The appointment guy scheduled me for next Monday at 12:30. "Don't you have anything earlier," I protested. "I'm leaving the country next Tuesday."
"You won't be going anywhere if you need a biopsy," he said. "It wouldn't make any difference if I could get you in today. If you need a biopsy you're going to have to cancel your flight."
Under normal circumstances, nobody wants to hear that a doctor saw something suspicious and needs more studies. But just days away from getting out of here, cramming to get everything done, not having a moment to breath, and anxious to be reunited with Andre after two months apart, this was shocking and depressing news.

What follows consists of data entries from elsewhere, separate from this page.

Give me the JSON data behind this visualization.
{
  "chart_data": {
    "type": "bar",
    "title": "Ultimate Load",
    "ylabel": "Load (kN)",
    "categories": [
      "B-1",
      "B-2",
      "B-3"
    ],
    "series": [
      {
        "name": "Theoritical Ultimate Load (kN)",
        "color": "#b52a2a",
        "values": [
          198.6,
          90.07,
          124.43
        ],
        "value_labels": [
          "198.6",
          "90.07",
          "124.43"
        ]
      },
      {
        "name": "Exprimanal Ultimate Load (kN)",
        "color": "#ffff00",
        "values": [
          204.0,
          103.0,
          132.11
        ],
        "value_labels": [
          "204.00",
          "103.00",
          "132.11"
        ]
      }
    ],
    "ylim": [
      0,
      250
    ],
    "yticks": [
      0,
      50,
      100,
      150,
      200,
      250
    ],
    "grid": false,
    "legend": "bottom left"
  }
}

I kinda freaked and cried a bit. After losing my daughter to brain cancer in January it seems like everyone's dying of cancer. I felt like running away from the Bay Area, which has the highest rate of breast cancer in the world. I imagined myself making a quick trip to Dominican Republic just to see Andre one last time before I die. I couldn't even reach him on his cell or home phone.
Then, little by little, I got a grip on myself. I started talking to friends, many of whom had had similar experiences, but the ultrasound only turned up fibroids or odd tissue, nothing to be concerned about. My cousin reminded me that fibroids run in our family and I do have them in my uterus which causes heavy periods, but no pain, so I leave them there. I also reminded myself that I'm not really overdue for a mammogram, so if there is something, we probably caught it early. I also examined my breasts myself and found no lumps or pain anywhere. I have my fingers crossed that I'm one of the majority who goes for the ultrasound and that's it. I'm hoping I'll still be able to fly next week.
I called this morning to see if there were any cancellations and I got lucky. I'm going in for the ultrasound in a half hour. I'll keep you posted.